Strain induced metal-insulator transition in ultrathin films of SrRuO$_3$
Kapil Gupta, Basudeb Mandal, Priya Mahadevan

TL;DR
This paper investigates how strain influences the electronic and magnetic phases of ultrathin SrRuO$_3$ films, revealing a transition from insulating to metallic states that could enable novel device functionalities.
Contribution
It demonstrates that modest strain can induce a metal-insulator transition in ultrathin SrRuO$_3$ films, highlighting strain as a control parameter for electronic phases.
Findings
Ultrathin SrRuO$_3$ becomes insulating and antiferromagnetic at three monolayers.
A 1% compressive strain induces a transition to a metallic, spin-polarized state.
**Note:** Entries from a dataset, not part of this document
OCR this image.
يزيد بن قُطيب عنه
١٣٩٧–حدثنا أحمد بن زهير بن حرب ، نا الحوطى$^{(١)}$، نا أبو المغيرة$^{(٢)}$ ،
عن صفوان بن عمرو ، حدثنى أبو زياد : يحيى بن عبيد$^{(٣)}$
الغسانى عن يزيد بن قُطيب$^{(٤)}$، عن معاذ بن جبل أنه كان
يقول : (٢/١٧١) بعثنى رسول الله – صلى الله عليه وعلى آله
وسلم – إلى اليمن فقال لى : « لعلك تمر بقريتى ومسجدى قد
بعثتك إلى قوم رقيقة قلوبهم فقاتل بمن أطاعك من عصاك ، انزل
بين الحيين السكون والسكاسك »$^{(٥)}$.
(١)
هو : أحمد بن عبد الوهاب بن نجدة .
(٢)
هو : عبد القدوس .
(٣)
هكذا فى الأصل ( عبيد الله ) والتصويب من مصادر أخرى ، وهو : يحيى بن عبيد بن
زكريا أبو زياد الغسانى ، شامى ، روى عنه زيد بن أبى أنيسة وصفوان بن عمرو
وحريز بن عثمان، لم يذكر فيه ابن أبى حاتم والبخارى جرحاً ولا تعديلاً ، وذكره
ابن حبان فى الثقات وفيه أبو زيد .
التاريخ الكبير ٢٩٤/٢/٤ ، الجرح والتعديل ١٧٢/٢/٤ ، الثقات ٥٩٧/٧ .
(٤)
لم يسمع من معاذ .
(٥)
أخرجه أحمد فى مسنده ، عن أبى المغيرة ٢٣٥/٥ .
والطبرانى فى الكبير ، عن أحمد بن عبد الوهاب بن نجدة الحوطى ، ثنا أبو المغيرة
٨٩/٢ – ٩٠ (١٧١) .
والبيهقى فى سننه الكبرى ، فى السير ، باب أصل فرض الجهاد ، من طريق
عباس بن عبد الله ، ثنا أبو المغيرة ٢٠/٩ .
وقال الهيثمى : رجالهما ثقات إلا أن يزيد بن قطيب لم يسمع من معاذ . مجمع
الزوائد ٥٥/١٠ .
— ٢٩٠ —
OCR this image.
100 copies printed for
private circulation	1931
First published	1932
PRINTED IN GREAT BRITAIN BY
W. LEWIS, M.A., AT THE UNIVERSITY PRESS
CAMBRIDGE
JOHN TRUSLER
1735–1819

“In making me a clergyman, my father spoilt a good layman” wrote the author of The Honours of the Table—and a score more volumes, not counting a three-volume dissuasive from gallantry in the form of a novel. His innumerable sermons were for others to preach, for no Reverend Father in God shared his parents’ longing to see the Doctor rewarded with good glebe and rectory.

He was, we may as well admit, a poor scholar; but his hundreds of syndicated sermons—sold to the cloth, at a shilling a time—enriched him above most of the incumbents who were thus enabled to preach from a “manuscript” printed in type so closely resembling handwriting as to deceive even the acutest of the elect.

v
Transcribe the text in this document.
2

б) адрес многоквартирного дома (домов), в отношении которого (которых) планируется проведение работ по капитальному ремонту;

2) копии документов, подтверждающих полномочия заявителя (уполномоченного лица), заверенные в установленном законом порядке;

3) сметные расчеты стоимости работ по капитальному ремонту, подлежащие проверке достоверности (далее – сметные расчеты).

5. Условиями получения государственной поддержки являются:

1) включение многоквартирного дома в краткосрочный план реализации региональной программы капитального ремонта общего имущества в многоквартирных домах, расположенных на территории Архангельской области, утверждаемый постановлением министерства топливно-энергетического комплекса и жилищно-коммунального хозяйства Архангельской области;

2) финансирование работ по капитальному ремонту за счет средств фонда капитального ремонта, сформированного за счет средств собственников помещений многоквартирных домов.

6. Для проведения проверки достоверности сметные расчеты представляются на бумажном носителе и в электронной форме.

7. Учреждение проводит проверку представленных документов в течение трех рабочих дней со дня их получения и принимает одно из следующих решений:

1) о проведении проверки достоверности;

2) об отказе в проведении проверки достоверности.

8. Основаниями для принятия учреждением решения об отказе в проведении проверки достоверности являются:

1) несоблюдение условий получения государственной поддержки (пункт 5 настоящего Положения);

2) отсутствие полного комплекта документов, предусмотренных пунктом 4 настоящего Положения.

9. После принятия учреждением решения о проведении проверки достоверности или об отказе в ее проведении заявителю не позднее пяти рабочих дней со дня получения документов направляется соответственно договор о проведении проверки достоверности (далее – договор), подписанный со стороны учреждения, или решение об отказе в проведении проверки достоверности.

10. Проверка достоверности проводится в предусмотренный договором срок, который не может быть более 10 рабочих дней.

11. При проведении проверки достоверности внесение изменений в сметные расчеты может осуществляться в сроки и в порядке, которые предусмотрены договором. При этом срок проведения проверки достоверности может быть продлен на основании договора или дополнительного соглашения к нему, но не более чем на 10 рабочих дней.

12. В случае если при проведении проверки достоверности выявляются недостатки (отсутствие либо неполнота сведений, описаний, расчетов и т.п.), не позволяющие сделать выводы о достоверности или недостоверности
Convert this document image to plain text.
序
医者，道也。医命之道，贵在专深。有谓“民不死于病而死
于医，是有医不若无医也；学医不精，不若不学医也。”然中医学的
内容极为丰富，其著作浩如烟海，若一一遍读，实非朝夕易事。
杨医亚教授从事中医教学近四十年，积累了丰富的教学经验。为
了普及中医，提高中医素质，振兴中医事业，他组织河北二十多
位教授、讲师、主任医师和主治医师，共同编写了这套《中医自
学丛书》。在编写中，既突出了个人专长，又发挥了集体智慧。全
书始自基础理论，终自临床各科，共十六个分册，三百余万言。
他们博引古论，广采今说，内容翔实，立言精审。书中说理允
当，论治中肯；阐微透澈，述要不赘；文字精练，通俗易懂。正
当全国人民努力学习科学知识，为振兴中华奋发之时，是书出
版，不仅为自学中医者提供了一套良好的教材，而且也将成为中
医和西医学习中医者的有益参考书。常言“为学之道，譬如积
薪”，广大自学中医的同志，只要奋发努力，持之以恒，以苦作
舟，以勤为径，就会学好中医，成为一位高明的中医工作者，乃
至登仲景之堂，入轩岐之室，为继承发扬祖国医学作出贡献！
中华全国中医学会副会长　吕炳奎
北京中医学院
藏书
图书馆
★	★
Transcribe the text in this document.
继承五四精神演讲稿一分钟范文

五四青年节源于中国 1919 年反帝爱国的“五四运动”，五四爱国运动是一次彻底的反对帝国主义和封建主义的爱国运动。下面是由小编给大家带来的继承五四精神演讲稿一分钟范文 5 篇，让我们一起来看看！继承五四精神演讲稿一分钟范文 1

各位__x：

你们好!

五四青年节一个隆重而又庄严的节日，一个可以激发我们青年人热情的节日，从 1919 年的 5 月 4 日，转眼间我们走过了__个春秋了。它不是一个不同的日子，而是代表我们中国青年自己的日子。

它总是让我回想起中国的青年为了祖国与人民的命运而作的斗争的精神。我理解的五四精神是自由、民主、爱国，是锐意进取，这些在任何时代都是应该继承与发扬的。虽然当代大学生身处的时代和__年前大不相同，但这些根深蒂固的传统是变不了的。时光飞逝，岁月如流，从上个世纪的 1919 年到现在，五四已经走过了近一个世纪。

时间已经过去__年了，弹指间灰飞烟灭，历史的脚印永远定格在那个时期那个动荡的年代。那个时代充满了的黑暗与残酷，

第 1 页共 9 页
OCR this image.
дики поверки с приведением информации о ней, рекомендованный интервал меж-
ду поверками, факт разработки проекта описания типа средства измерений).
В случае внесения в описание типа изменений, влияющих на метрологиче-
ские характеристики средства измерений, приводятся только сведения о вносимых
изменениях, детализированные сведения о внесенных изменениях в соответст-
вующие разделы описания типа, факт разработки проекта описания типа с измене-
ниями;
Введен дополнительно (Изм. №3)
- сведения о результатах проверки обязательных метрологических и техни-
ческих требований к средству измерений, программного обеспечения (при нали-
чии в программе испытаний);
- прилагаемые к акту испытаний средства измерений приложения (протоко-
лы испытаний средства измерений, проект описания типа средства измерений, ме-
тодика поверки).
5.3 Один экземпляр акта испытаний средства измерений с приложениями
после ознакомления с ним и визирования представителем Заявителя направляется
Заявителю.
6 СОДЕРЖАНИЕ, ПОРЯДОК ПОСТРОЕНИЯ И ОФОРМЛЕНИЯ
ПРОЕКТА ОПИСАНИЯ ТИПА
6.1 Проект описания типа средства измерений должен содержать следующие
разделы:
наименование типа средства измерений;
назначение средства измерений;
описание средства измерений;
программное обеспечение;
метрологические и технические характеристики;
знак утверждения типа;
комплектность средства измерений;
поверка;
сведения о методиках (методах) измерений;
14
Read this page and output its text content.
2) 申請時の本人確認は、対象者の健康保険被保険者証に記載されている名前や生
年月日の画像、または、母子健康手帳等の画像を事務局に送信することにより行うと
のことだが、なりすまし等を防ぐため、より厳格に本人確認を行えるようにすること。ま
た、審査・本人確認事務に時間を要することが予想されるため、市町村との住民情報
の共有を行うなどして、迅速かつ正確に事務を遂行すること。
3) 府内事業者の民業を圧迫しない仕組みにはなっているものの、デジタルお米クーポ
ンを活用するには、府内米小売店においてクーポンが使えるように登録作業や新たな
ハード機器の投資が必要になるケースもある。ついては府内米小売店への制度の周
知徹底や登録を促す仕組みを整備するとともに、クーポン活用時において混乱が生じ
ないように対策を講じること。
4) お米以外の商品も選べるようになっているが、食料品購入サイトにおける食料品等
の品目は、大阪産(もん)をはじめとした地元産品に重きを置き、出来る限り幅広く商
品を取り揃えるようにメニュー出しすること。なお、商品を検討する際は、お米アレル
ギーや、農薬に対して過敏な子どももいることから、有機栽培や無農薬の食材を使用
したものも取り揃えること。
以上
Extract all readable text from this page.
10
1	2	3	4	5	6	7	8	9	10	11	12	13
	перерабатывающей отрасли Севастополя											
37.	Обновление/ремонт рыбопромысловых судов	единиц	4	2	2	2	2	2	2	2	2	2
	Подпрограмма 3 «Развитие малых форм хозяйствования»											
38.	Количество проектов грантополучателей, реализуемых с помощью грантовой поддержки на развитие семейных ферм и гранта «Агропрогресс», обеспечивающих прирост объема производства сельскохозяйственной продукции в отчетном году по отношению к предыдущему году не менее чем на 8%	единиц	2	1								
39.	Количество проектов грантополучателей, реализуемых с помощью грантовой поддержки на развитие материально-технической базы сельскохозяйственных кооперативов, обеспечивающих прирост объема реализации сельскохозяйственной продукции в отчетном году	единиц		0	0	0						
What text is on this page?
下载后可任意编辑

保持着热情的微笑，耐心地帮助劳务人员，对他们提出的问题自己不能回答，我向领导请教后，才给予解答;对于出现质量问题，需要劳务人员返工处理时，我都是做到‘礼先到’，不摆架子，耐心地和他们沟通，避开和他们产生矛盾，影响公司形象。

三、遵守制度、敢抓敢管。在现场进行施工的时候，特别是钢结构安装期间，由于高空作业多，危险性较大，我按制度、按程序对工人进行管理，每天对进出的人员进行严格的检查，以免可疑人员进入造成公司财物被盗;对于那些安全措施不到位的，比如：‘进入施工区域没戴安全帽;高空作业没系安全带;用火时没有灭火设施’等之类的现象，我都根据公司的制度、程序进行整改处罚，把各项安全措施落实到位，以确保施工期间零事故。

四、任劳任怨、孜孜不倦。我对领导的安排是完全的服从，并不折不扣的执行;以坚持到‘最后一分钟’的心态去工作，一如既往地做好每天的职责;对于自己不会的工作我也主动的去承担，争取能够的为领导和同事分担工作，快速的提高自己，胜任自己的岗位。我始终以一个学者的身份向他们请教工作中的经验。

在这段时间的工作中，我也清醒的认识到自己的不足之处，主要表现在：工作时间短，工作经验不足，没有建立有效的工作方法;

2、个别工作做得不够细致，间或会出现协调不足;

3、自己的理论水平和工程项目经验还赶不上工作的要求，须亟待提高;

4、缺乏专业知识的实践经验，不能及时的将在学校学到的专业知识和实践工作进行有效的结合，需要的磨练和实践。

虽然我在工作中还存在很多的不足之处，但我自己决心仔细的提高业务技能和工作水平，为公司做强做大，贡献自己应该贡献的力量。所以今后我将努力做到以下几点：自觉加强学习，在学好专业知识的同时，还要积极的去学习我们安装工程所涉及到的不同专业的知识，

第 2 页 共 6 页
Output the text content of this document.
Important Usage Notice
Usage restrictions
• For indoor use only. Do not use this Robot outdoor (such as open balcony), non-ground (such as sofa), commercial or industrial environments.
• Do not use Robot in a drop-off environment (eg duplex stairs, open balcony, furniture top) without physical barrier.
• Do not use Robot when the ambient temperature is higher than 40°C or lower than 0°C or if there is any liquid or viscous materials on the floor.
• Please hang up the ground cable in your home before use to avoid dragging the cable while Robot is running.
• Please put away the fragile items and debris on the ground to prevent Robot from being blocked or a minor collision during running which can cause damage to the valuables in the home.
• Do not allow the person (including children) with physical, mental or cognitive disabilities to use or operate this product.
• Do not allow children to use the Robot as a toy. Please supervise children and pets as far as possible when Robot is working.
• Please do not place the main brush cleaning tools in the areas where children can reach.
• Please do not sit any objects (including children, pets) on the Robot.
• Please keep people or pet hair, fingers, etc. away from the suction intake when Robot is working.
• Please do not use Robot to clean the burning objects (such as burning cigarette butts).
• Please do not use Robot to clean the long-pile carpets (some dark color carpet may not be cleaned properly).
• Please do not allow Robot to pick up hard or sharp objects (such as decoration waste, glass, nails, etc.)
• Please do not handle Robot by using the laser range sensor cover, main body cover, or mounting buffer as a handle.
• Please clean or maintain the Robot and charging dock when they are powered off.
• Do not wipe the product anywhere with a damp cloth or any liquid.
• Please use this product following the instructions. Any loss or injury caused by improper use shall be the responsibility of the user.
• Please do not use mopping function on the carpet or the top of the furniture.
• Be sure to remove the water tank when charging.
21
Strain-driven transition has potential for two-state device applications.
Abstract
The ultrathin film limit has been shown to be a rich playground for unusual low dimensional physics. Taking the example of SrRuO which is ferromagnetic and metallic at the bulk limit, one finds that it becomes antiferromagnetic and insulating at the three monolayers limit when grown on SrTiO. The origin of the insulating state is traced to strongly orbital dependent exchange splittings. A modest compressive strain of 1% of the SrTiO substrate is then found to drive the system into a highly confined two-dimensional 100% spin polarized metallic state. This metal-insulator transition driven by a modest strain could be useful in two state device applications.